No case directly in point has been cited to this Court by counsel.' LSA-C.C. Art. 2318, provides that: “The father, or after his decease, the mother, are responsible for the damage occasioned by their minor or unemancipated children, residing with them, or placed by them under the care of other persons, reserving to them recourse against those persons.” In the instant case, Green was not placed under the care of the East Baton Rouge Parish Recreation and Park Commission. His parents surrendered, not delegated, their control and supervision to the Commission. During Green’s working hours, he owed nothing to his parents; his obligation was to his employer. Such circumstances clearly indicate to me that the parents’ control was interrupted and suspended.
Green was neither a student nor an apprentice. His parents had not trained, examined, or instructed him. He was working for money and was at the beck and call of the East Baton Rouge Parish Recreation and Park Commission when on duty. It is therefore apparent to me that Green’s father is not responsible for his negligence and should suffer no liability for his actions.

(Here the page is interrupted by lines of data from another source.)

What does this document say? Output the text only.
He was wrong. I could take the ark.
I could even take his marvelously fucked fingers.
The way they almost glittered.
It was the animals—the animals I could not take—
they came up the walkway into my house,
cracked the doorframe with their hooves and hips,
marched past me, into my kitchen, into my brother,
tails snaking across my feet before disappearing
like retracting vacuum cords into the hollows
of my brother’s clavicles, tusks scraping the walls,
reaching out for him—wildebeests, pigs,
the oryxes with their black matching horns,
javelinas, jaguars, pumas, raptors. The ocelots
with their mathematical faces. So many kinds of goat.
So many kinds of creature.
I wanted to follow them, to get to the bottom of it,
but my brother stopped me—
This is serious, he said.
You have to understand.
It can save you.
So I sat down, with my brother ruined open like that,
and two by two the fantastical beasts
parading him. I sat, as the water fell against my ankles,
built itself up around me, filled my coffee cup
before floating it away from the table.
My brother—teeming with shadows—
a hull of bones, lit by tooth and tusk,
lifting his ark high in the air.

In this modern day and time, thousands of minors are employed in department stores, grocery stores, hotels, restaurants,. *791barber shops, garages, theatres, and other commercial establishments. Many young people act as counsellors at summer camps. Reason dictates that the majority opinion creates a hardship which could deter the useful and gainful employment of minors. Green was not wanting as a son. He was wanting only as an employee — as a lifeguard.
For the reasons above stated, I respectfully dissent from that part of the majority opinion which holds Charles A. Green liable in damages for the negligence of his son Jaural Leopold Green.